I am having troubles with question 3 on the HW and was wondering if anyone could help me out with understanding this stuff. My version of question 3 asks me to estimate:

\int_1^5 x^5 \, dx

using both midpoint and trapezoidal sums with n=6 terms. Here’s a screen shot of the exact question:

chowell1

The question wants you to find the trapezoidal and midpoint sums of that integral. To do so, you need all of the x_i values. To find the necessary formulas on the errors page on the marksmath website.

mark

First off, note that I’ve updated the code at the bottom of our Riemann sums page. There are now buttons making it easy to switch between all 4 types of sums that we’ve learned about. That should make it pretty to get credit on the WebWork.

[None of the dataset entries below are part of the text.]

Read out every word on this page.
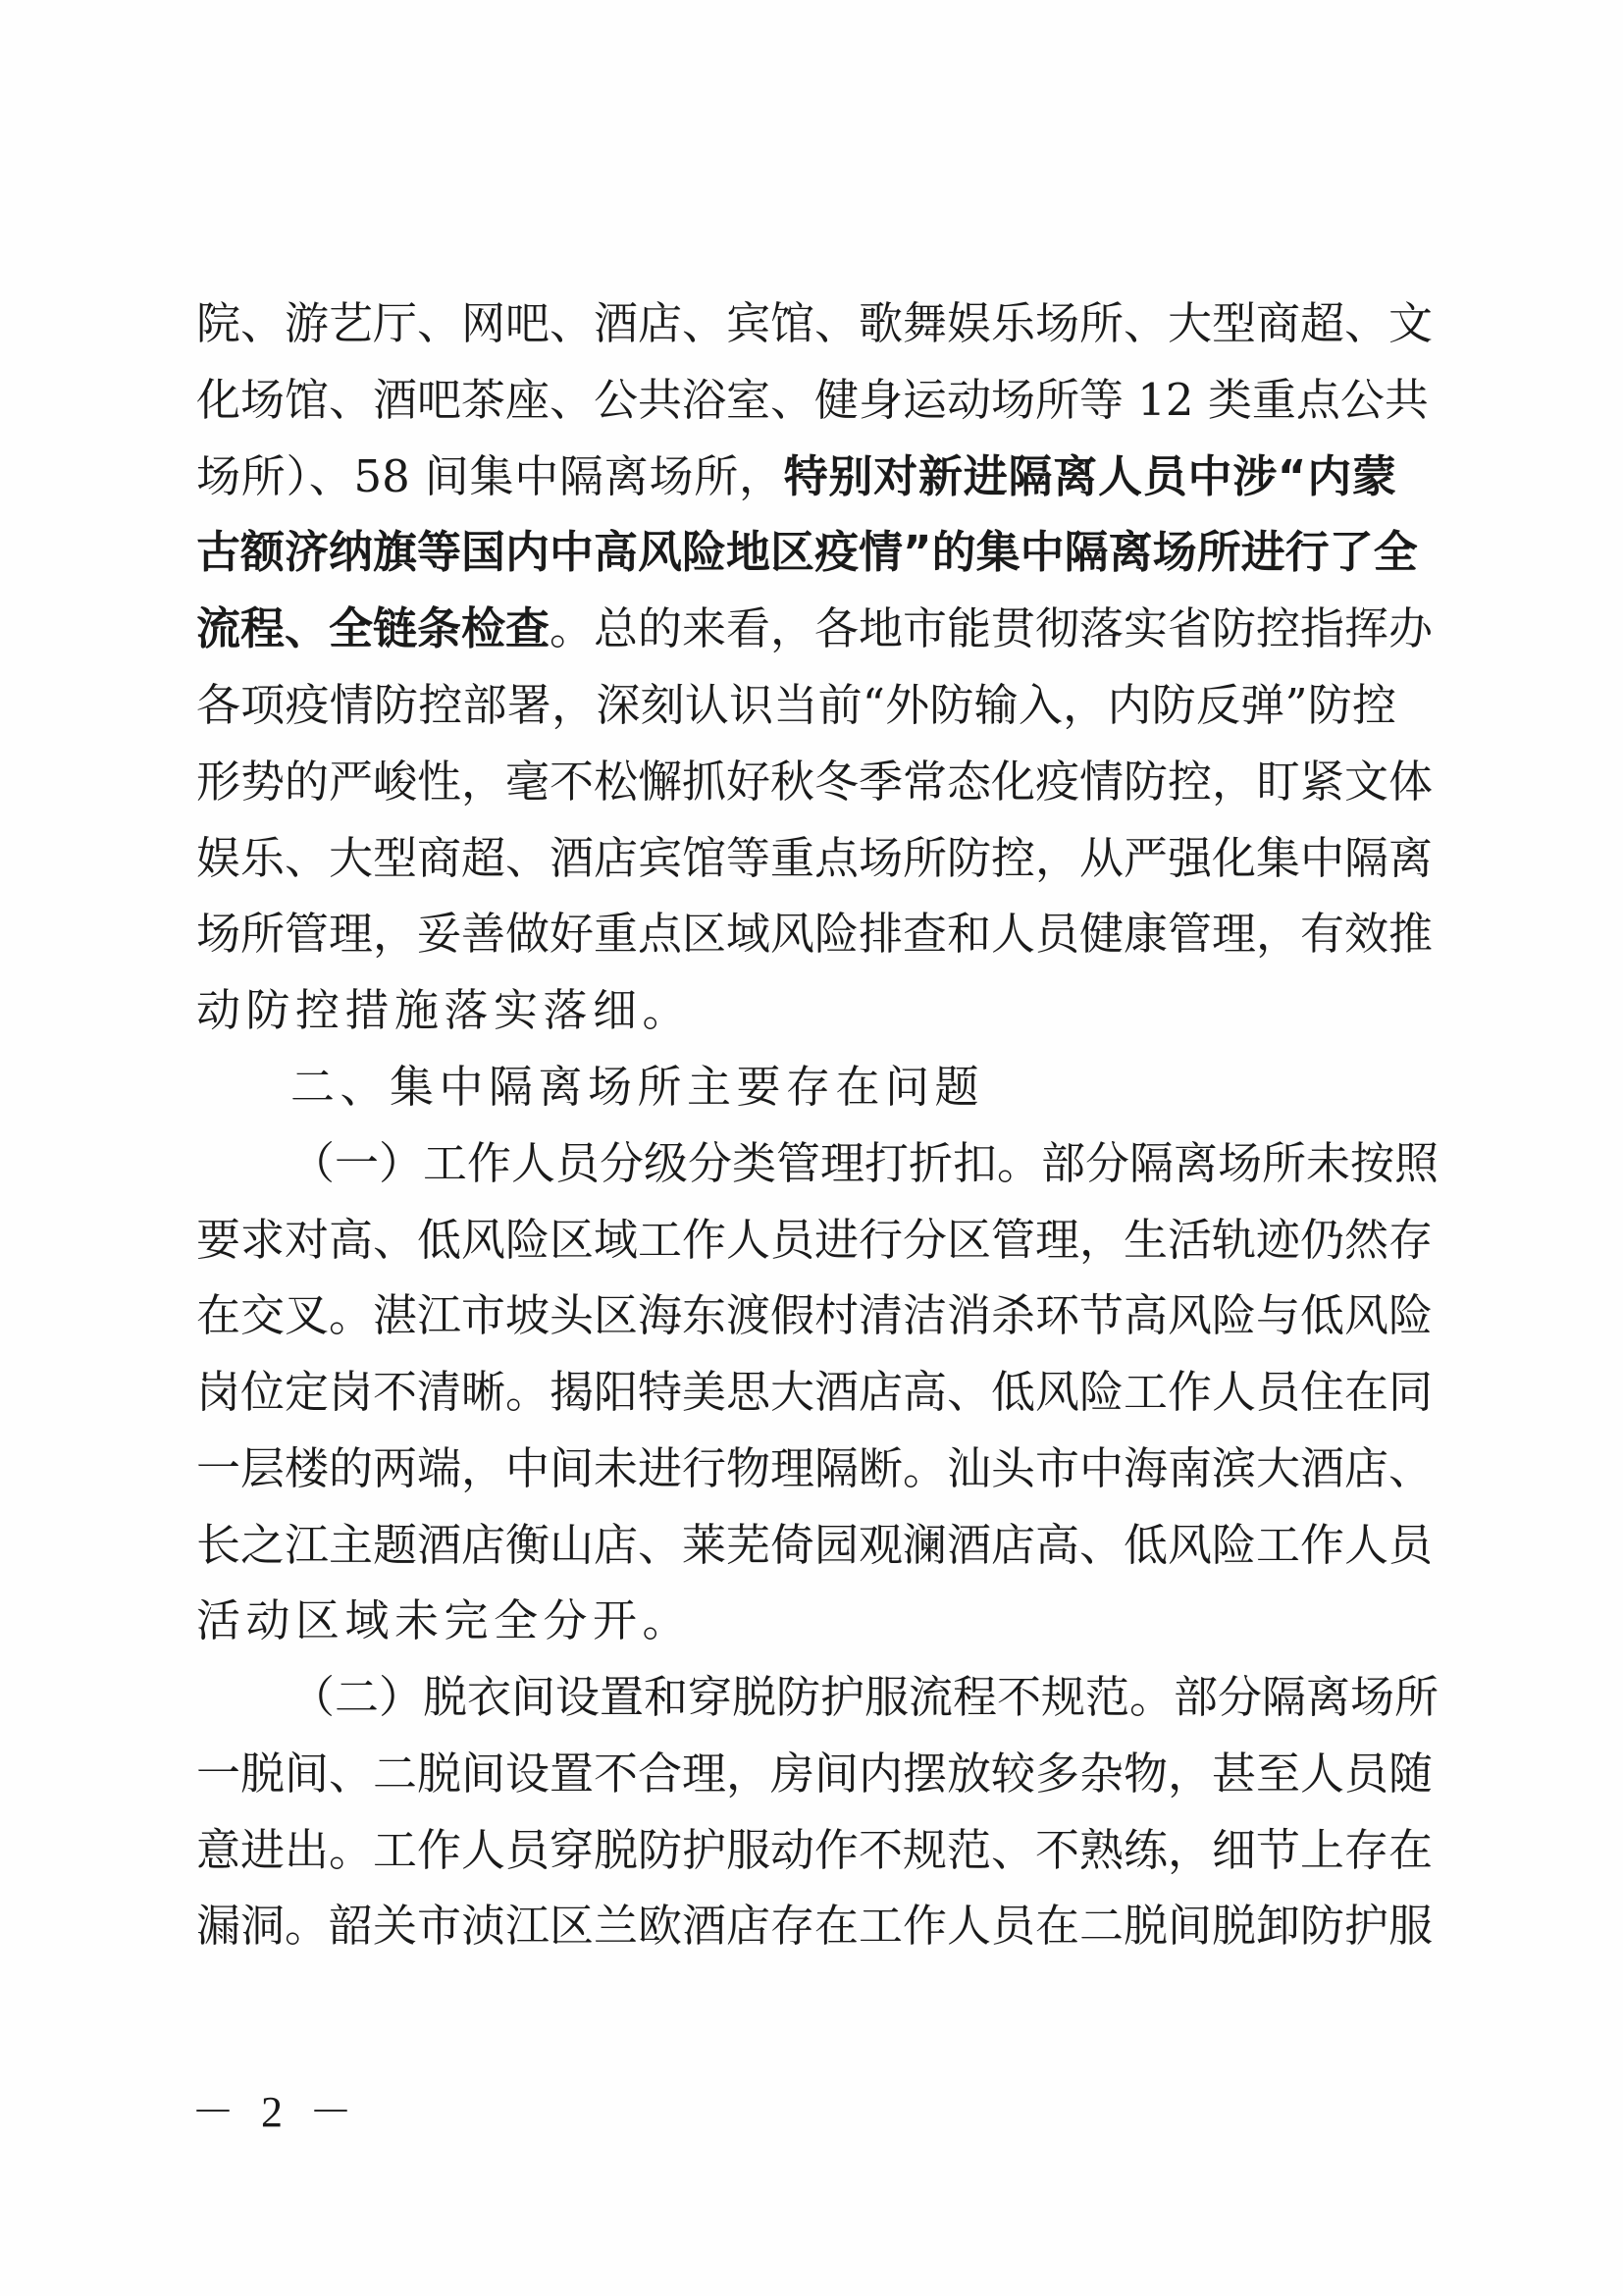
院、游艺厅、网吧、酒店、宾馆、歌舞娱乐场所、大型商超、文
化场馆、酒吧茶座、公共浴室、健身运动场所等 12 类重点公共
场所）、58 间集中隔离场所，特别对新进隔离人员中涉“内蒙
古额济纳旗等国内中高风险地区疫情”的集中隔离场所进行了全
流程、全链条检查。总的来看，各地市能贯彻落实省防控指挥办
各项疫情防控部署，深刻认识当前“外防输入，内防反弹”防控
形势的严峻性，毫不松懈抓好秋冬季常态化疫情防控，盯紧文体
娱乐、大型商超、酒店宾馆等重点场所防控，从严强化集中隔离
场所管理，妥善做好重点区域风险排查和人员健康管理，有效推
动防控措施落实落细。
二、集中隔离场所主要存在问题
（一）工作人员分级分类管理打折扣。部分隔离场所未按照
要求对高、低风险区域工作人员进行分区管理，生活轨迹仍然存
在交叉。湛江市坡头区海东渡假村清洁消杀环节高风险与低风险
岗位定岗不清晰。揭阳特美思大酒店高、低风险工作人员住在同
一层楼的两端，中间未进行物理隔断。汕头市中海南滨大酒店、
长之江主题酒店衡山店、莱芜倚园观澜酒店高、低风险工作人员
活动区域未完全分开。
（二）脱衣间设置和穿脱防护服流程不规范。部分隔离场所
一脱间、二脱间设置不合理，房间内摆放较多杂物，甚至人员随
意进出。工作人员穿脱防护服动作不规范、不熟练，细节上存在
漏洞。韶关市浈江区兰欧酒店存在工作人员在二脱间脱卸防护服
－ 2 －
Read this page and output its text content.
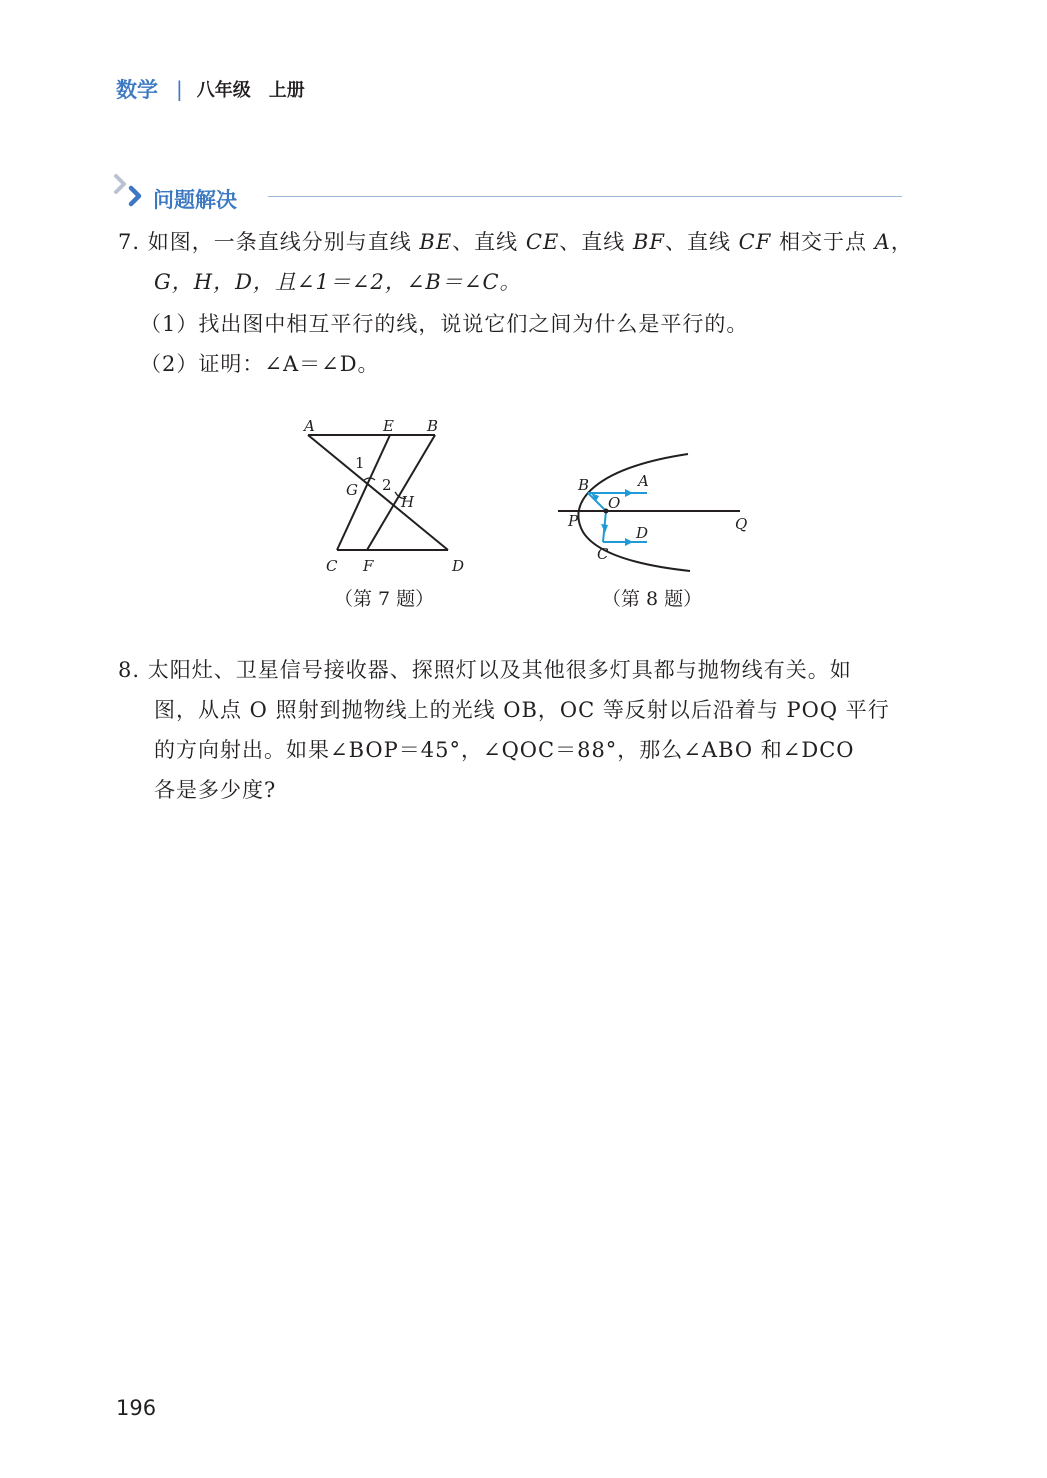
数学 | 八年级 上册
问题解决
7. 如图，一条直线分别与直线 BE、直线 CE、直线 BF、直线 CF 相交于点 A，
G，H，D，且∠1＝∠2，∠B＝∠C。
（1）找出图中相互平行的线，说说它们之间为什么是平行的。
（2）证明：∠A＝∠D。
A	E B
1
G 2
H
C F	D
（第 7 题）
B	A
O
P	Q
D
C
（第 8 题）
8. 太阳灶、卫星信号接收器、探照灯以及其他很多灯具都与抛物线有关。如
图，从点 O 照射到抛物线上的光线 OB，OC 等反射以后沿着与 POQ 平行
的方向射出。如果∠BOP＝45°，∠QOC＝88°，那么∠ABO 和∠DCO
各是多少度?
196
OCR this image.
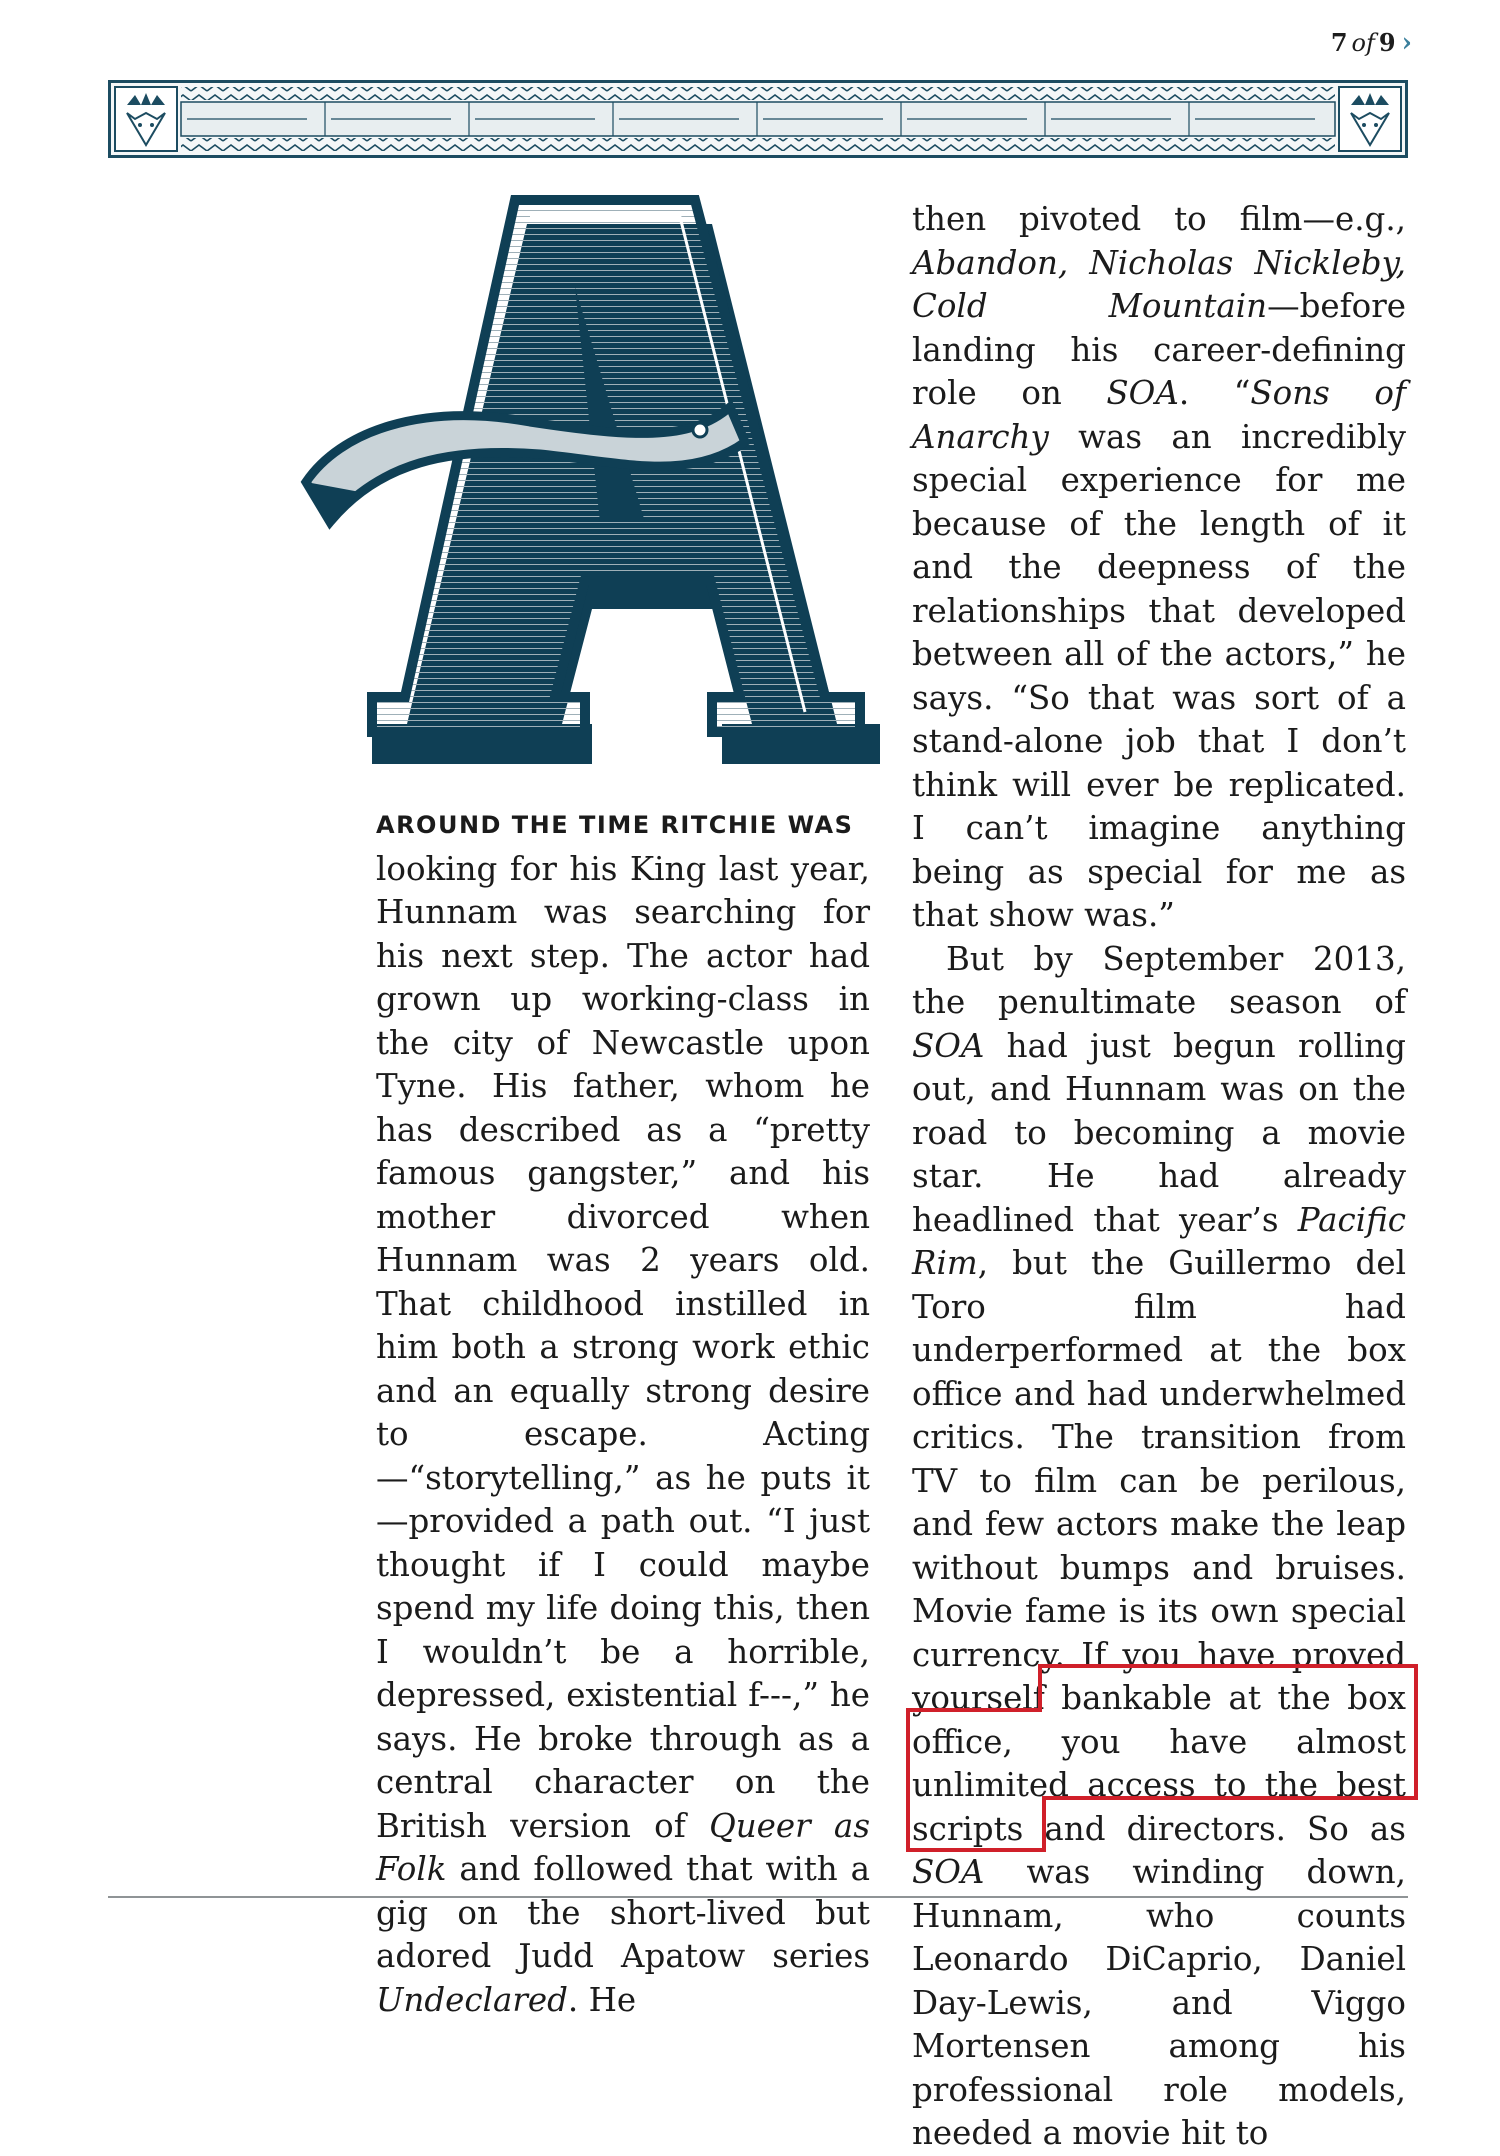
7 of 9 ›

AROUND THE TIME RITCHIE WAS
looking for his King last year, Hunnam was searching for his next step. The actor had grown up working-class in the city of Newcastle upon Tyne. His father, whom he has described as a “pretty famous gangster,” and his mother divorced when Hunnam was 2 years old. That childhood instilled in him both a strong work ethic and an equally strong desire to escape. Acting—“storytelling,” as he puts it—provided a path out. “I just thought if I could maybe spend my life doing this, then I wouldn’t be a horrible, depressed, existential f---,” he says. He broke through as a central character on the British version of Queer as Folk and followed that with a gig on the short-lived but adored Judd Apatow series Undeclared. He

then pivoted to film—e.g., Abandon, Nicholas Nickleby, Cold Mountain—before landing his career-defining role on SOA. “Sons of Anarchy was an incredibly special experience for me because of the length of it and the deepness of the relationships that developed between all of the actors,” he says. “So that was sort of a stand-alone job that I don’t think will ever be replicated. I can’t imagine anything being as special for me as that show was.”

But by September 2013, the penultimate season of SOA had just begun rolling out, and Hunnam was on the road to becoming a movie star. He had already headlined that year’s Pacific Rim, but the Guillermo del Toro film had underperformed at the box office and had underwhelmed critics. The transition from TV to film can be perilous, and few actors make the leap without bumps and bruises. Movie fame is its own special currency. If you have proved yourself bankable at the box office, you have almost unlimited access to the best scripts and directors. So as SOA was winding down, Hunnam, who counts Leonardo DiCaprio, Daniel Day-Lewis, and Viggo Mortensen among his professional role models, needed a movie hit to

Of course, we want to understand what’s going on for our forum problem and for the exam. So here’s an illustrative example:

Estimate

\int_{-1}^1 e^{-x^2} dx

using a trapezoidal sum with n=12 terms.

The general formula for a trapezoidal sum is

\int_a^b f(x) \, dx \approx \sum_{i=1}^n f\left(\frac{x_i+x_{i-1}}{2}\right) \Delta x.

Note that a, b, and f are always known - typically given in the statement of the problem. The number of terms n is either known or can be computed using an error estimated. In the problem at hand, it’s given as part of the problem.

We’ve just got to figure out what \Delta x and x_i are, which is not too hard:

\Delta x = (b-a)/n = (1-(-1))/12 = \frac{1}{6}
x_i = a+i\Delta x = -1 + \frac{i}{6}

Thus, for the trapezoidal sum we get:

\sum_{i=1}^{12} \frac{e^{-\left(-1 + i/6\right)^2} + e^{-\left(-1 + (i-1)/6\right)^2}}{2} \frac{1}{6}.

Now, to get a numerical estimate, we can use the code at the bottom of our Riemann sums page. The code is already set up for this integral but the number of terms is different. You can simply edit the code to get

\sum_{i=1}^{12} \frac{e^{-\left(-1 + i/6\right)^2} + e^{-\left(-1 + (i-1)/6\right)^2}}{2} \frac{1}{6} \approx 1.4902.